Ils ont trouvé, dans l’ancien chroniqueur de CNews, la personnification d’une idéologie partagée par une partie importante des français, qu’ils ont choisi de marginaliser. Elle progresse à vitesse exponentielle. Il est possible de l'endiguer, et ce, en apportant des solutions appropriées, acceptables par l'ensemble de la population, à la crise sociale et identitaire qui la précède.

Les participants réunis autour de la table d’Élisabeth Lemoine, ont choisi une autre voie.

Jean Michel Aphatie compare Eric Zemmour à Jean Marie Le Pen. Il opère donc un parallèle entre un homme politique ayant qualifié les chambres à gaz « de détails de la seconde guerre mondiale » avec un journaliste d’origine berbère et de confession juive. Que dis-je ? Il considère qu’« Eric Zemmour c’est Jean-Marie Le Pen en pire ». Oui. Vous avez bien lu.
Ce n’est pas terminé. Un invité (Thomas Legrand pour ne pas le citer) s’adonne à un exercice de distorsion de la réalité. Premièrement il compare l’audimat d’une chaine d’information en continue avec celui d’une émission de divertissement sur une chaine du service public (ou de stations radiophoniques), faisant fi de la distribution des audiences, généralement favorables aux canaux historiques (chaines pré-TNT et radios). Deuxièmement il se focalise sur ce seul score et inhibe (volontairement ?) l’effet « Zemmour », à savoir la multiplication par dix du nombre de spectateurs de Face à L’info.

Personne ne tente de comprendre l’origine de la popularité de l’ancien chroniqueur d’ « On n’est pas couché ».

C’est une erreur.

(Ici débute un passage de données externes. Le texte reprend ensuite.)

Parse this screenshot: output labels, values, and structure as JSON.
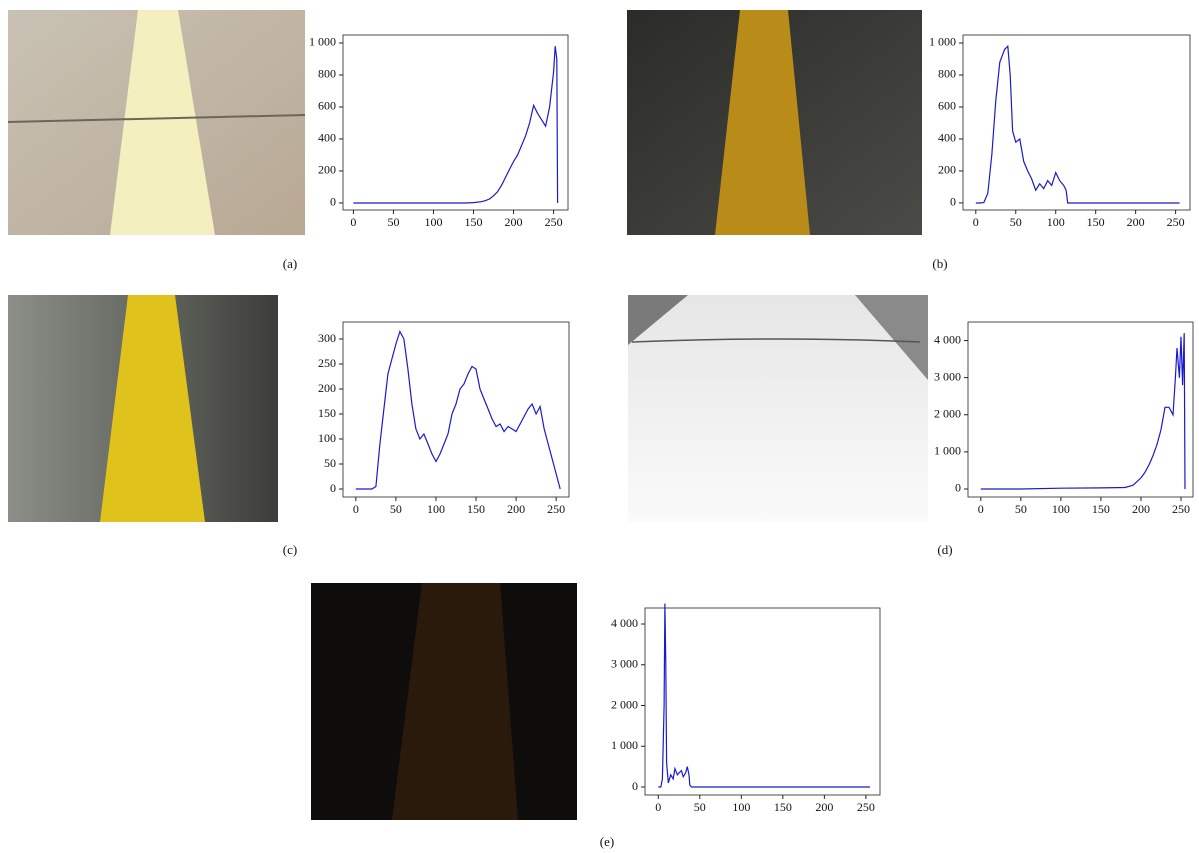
{
  "chart_data": [
    {
      "type": "line",
      "caption": "(a)",
      "color": "#1a1acc",
      "x": [
        0,
        20,
        40,
        60,
        80,
        100,
        120,
        140,
        150,
        160,
        165,
        170,
        175,
        180,
        185,
        190,
        195,
        200,
        205,
        210,
        215,
        220,
        225,
        230,
        235,
        240,
        245,
        250,
        252,
        254,
        255
      ],
      "values": [
        0,
        0,
        0,
        0,
        0,
        0,
        0,
        0,
        2,
        8,
        15,
        25,
        45,
        70,
        110,
        160,
        210,
        260,
        300,
        360,
        420,
        500,
        610,
        560,
        520,
        480,
        600,
        820,
        980,
        900,
        0
      ],
      "xlim": [
        -13,
        268
      ],
      "ylim": [
        -44,
        1050
      ],
      "xticks": [
        0,
        50,
        100,
        150,
        200,
        250
      ],
      "yticks": [
        0,
        200,
        400,
        600,
        800,
        {
          "value": 1000,
          "label": "1 000"
        }
      ]
    },
    {
      "type": "line",
      "caption": "(b)",
      "color": "#1a1acc",
      "x": [
        0,
        5,
        10,
        15,
        20,
        25,
        30,
        33,
        36,
        40,
        43,
        46,
        50,
        55,
        60,
        65,
        70,
        75,
        80,
        85,
        90,
        95,
        100,
        105,
        110,
        113,
        115,
        120,
        140,
        160,
        180,
        200,
        220,
        240,
        255
      ],
      "values": [
        0,
        0,
        2,
        60,
        300,
        640,
        880,
        920,
        960,
        980,
        800,
        450,
        380,
        400,
        260,
        200,
        150,
        80,
        120,
        90,
        140,
        110,
        190,
        140,
        110,
        80,
        0,
        0,
        0,
        0,
        0,
        0,
        0,
        0,
        0
      ],
      "xlim": [
        -16,
        268
      ],
      "ylim": [
        -44,
        1050
      ],
      "xticks": [
        0,
        50,
        100,
        150,
        200,
        250
      ],
      "yticks": [
        0,
        200,
        400,
        600,
        800,
        {
          "value": 1000,
          "label": "1 000"
        }
      ]
    },
    {
      "type": "line",
      "caption": "(c)",
      "color": "#1a1acc",
      "x": [
        0,
        10,
        20,
        25,
        30,
        35,
        40,
        45,
        50,
        55,
        60,
        65,
        70,
        75,
        80,
        85,
        90,
        95,
        100,
        105,
        110,
        115,
        120,
        125,
        130,
        135,
        140,
        145,
        150,
        155,
        160,
        165,
        170,
        175,
        180,
        185,
        190,
        195,
        200,
        205,
        210,
        215,
        220,
        225,
        230,
        235,
        240,
        245,
        250,
        255
      ],
      "values": [
        0,
        0,
        0,
        5,
        90,
        160,
        230,
        260,
        290,
        315,
        300,
        240,
        170,
        120,
        100,
        110,
        90,
        70,
        55,
        70,
        90,
        110,
        150,
        170,
        200,
        210,
        230,
        245,
        240,
        200,
        180,
        160,
        140,
        125,
        130,
        115,
        125,
        120,
        115,
        130,
        145,
        160,
        170,
        150,
        165,
        120,
        90,
        60,
        30,
        0
      ],
      "xlim": [
        -16,
        266
      ],
      "ylim": [
        -16,
        334
      ],
      "xticks": [
        0,
        50,
        100,
        150,
        200,
        250
      ],
      "yticks": [
        0,
        50,
        100,
        150,
        200,
        250,
        300
      ]
    },
    {
      "type": "line",
      "caption": "(d)",
      "color": "#1a1acc",
      "x": [
        0,
        50,
        100,
        150,
        180,
        190,
        200,
        205,
        210,
        215,
        220,
        225,
        230,
        235,
        240,
        243,
        245,
        248,
        250,
        252,
        254,
        255
      ],
      "values": [
        0,
        0,
        20,
        30,
        40,
        100,
        300,
        450,
        650,
        900,
        1200,
        1600,
        2200,
        2200,
        2000,
        3000,
        3800,
        3000,
        4100,
        2800,
        4200,
        0
      ],
      "xlim": [
        -16,
        265
      ],
      "ylim": [
        -216,
        4500
      ],
      "xticks": [
        0,
        50,
        100,
        150,
        200,
        250
      ],
      "yticks": [
        0,
        {
          "value": 1000,
          "label": "1 000"
        },
        {
          "value": 2000,
          "label": "2 000"
        },
        {
          "value": 3000,
          "label": "3 000"
        },
        {
          "value": 4000,
          "label": "4 000"
        }
      ]
    },
    {
      "type": "line",
      "caption": "(e)",
      "color": "#1a1acc",
      "x": [
        0,
        3,
        5,
        7,
        8,
        9,
        10,
        12,
        15,
        18,
        20,
        23,
        25,
        28,
        30,
        33,
        35,
        37,
        38,
        40,
        45,
        60,
        100,
        150,
        200,
        250,
        255
      ],
      "values": [
        0,
        0,
        200,
        2000,
        4500,
        3000,
        600,
        100,
        300,
        200,
        450,
        300,
        350,
        400,
        250,
        350,
        500,
        300,
        50,
        0,
        0,
        0,
        0,
        0,
        0,
        0,
        0
      ],
      "xlim": [
        -16,
        267
      ],
      "ylim": [
        -196,
        4393
      ],
      "xticks": [
        0,
        50,
        100,
        150,
        200,
        250
      ],
      "yticks": [
        0,
        {
          "value": 1000,
          "label": "1 000"
        },
        {
          "value": 2000,
          "label": "2 000"
        },
        {
          "value": 3000,
          "label": "3 000"
        },
        {
          "value": 4000,
          "label": "4 000"
        }
      ]
    }
  ]
}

En adoptant leur point de vue, l’expansion des idées défendues par ce dernier devrait être traitée comme l’expression d’un mal-être. Dans ce contexte, le seul moyen d’éclairer l’opinion publique est d’établir un diagnostique qui permettra de caractériser les causes de ce mal-être et de trouver un remède.

Ces causes ne manquent pas (et sont parfois liées) : (i) fragmentation de la société (cf l’archipel français) ayant pour conséquence l’émergence de mouvements racialistes (à gauche et à droite), (ii) croissance du traffic de stupéfiant (augmentation de 18% des saisies de résines de cannabis entre 2017 et 2018) associée à une violence endémique ou encore (iii) chute du niveau scolaire marquée, entre autres, par une faible maitrise de la langue française (PIRLS 2016).

Autant de facteurs (la liste n’est pas exhaustive) qui mériteraient, si ce n’est une évaluation profonde, au moins d’être cités. Et pourtant pas un mot !

L’équipe de « C à vous » (10/09/21) s’enfonce un peu plus dans ce qu’Orwell aurait qualifié de « deux minutes de la haine » pour se convaincre que « 2+2 font 5 ». Elle ignore les intentions de votes en faveur d’Eric Zemmour et l’inquiétude qu’illustre un tel réservoir de voix (environ 7% courant septembre sans déclaration officielle soit le score estimé pour Jean-Marie Le Pen en septembre 2001 ; E.Zemmour est aujourd'hui à 13%).

C’est justement ce refus d’accepter le réel qui pourrait permettre à ce type de personnalité d’accéder au pouvoir… en cas de candidature.